Another Way to Skin the Mid-Cap ETF Cat

Mid-cap stocks have been solid performers for most of this year, helping turn investors attention to traditional cap-weighted exchange traded funds that track the well-known S&P MidCap 400 Index.

Alternatively-weighted mid-cap ETFs have impressed as well, including those that focus on dividends or profitability. “Constituents in the S&P Mid Cap 400 Index are expected to generate 20% earnings growth in 2014 and 18% growth in 2015. This is above the 8% and 11% growth expected for the S&P 500 Index,” S&P CapitalIQ recently said, indicating it could still be a good time for investors to consider a different spin on the traditional mid-cap ETF experience. [Alternative Mid-Cap ETF is a Winner]

One way of doing that is with the RevenueShares Mid Cap Fund (NYSEArca: RWK), which weights the members of the S&P MidCap 400 Index by top-line revenue.

Weighting by revenue makes sense because bigger revenues usually mean bigger profits and better businesses.
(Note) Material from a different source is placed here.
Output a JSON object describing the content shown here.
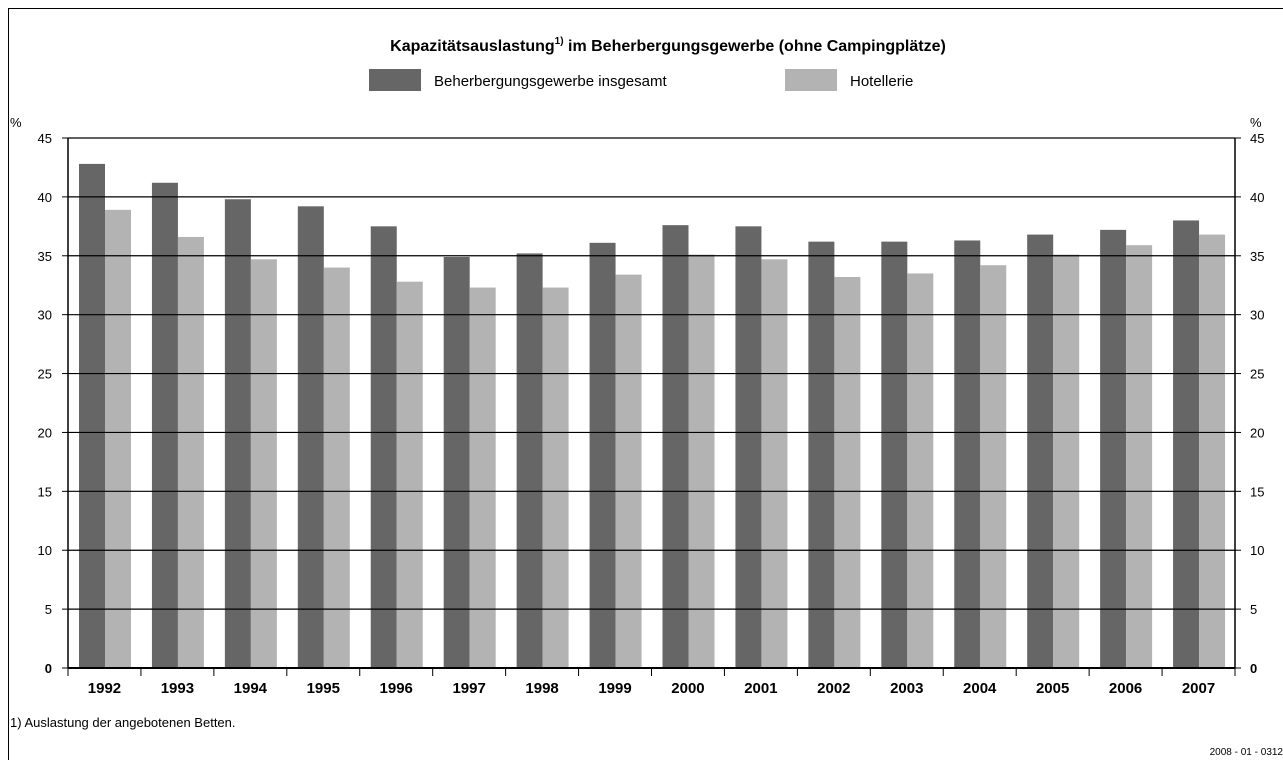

Further, market cap doesn’t always reflect a firm’s underlying business value. [Revenue Weighting Works for These ETFs]

Other RevenueShares ETFs have proven the revenue weighting strategy can be beneficial for investors. For example, thanks to its massive utilities exposure, the RevenueShares Ultra Dividend Fund (NYSEArca: RDIV) is one of this year’s top-performing dividend ETFs. [A High Yield Dividend ETF With Big Upside]

RWK is up 6.15% year-to-date, or about 30 basis points better than the largest ETFs that track the S&P MidCap 400 Index.